- A pair of tuberous breasts displaying typical characteristics such as minimal breast tissue and enlarged, puffy areola
- Specialty: Plastic surgery
- Complications: low milk production
- Usual onset: puberty
- Duration: life
- Prognosis: benign
- Frequency: unknown

= Tuberous breasts =

Tuberous breasts (or tubular breasts) are a result of a congenital abnormality of the breasts which can occur in both men and women (also see Hypoplasia), one breast or both. During puberty breast development is stymied and the breasts fail to develop normally and fully. The exact cause of this is as yet unclear; however, a study in 2011 of the cells in the breasts of both males and females with tubular breasts suggested a genetic link in a disorder of collagen deposition. The condition is thought to affect one to five percent of breast augmentation patients; however, the proportion of the general population affected is unknown as surgery is not always sought.

==Background==
The tuberous breast deformity was first described by Rees and Aston in 1976 following which a method of classifying the severity was developed. The surgical classifications refer to which areas of the breast are affected and is divided into three grades; mainly in the inferomedial quadrant (Grade I); in the two inferior quadrants (Grade II); or affecting the whole breast (Grade III).

This condition is also known as constricted breasts, tubular breasts, or herniated areolar complexes.

==Effects==
Tuberous breasts are not simply small or underdeveloped breasts. The effect of the condition on the appearance of the breast can range from mild to severe, and typical characteristics include enlarged, puffy areola, unusually wide spacing between the breasts, minimal breast tissue, sagging, higher than normal breast fold, and narrow base at the chest wall. The condition can cause low milk supply in breastfeeding women. However, other physical aspects of fertility and pregnancy are not affected by the condition.

==Treatment==
The appearance of tuberous breasts can potentially be changed through surgical procedures, including the tissue expansion method, use of autologous fat grafting and breast implants. Depending on the extent of the tuberous breasts, a surgeon will release the constricted tissue and create a new breast fold.

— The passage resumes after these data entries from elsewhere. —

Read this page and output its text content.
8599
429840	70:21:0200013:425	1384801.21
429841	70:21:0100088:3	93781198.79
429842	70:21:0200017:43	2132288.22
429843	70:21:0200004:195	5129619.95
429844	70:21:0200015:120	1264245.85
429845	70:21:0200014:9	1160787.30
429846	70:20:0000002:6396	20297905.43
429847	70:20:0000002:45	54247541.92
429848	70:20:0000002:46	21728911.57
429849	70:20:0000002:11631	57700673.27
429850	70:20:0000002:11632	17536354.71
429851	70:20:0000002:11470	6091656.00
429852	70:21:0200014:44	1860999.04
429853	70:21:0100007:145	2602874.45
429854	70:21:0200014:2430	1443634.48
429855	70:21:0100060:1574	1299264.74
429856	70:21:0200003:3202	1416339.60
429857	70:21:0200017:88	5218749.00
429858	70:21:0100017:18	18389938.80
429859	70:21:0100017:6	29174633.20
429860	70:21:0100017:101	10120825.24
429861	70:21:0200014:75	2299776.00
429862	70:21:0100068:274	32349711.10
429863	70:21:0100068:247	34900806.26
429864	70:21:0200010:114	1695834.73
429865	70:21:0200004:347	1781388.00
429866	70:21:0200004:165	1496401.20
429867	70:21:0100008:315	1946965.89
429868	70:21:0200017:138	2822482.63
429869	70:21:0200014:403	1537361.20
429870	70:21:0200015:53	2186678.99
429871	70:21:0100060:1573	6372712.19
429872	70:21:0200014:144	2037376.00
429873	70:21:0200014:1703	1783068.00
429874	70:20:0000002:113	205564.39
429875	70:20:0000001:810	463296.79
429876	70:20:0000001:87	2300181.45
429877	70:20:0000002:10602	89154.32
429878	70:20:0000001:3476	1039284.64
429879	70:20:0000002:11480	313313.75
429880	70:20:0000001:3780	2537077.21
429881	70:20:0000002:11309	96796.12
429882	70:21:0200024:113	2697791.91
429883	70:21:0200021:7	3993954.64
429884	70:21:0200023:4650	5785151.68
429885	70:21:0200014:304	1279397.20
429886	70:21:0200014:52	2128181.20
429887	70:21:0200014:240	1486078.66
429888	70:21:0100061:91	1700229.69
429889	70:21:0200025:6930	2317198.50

The procedure to change the appearance of tuberous breasts can be more complicated than a regular breast augmentation, and some plastic surgeons have specialist training in tuberous breast augmentation. A less complicated single-stage approach using saline implants can also provide a similar result. As treatment for tuberous breasts is desired for some women, referral for treatment under the National Health Service may be possible in the United Kingdom. For those seeking non-surgical solutions, counseling may be recommended as a way of coming to terms with body image.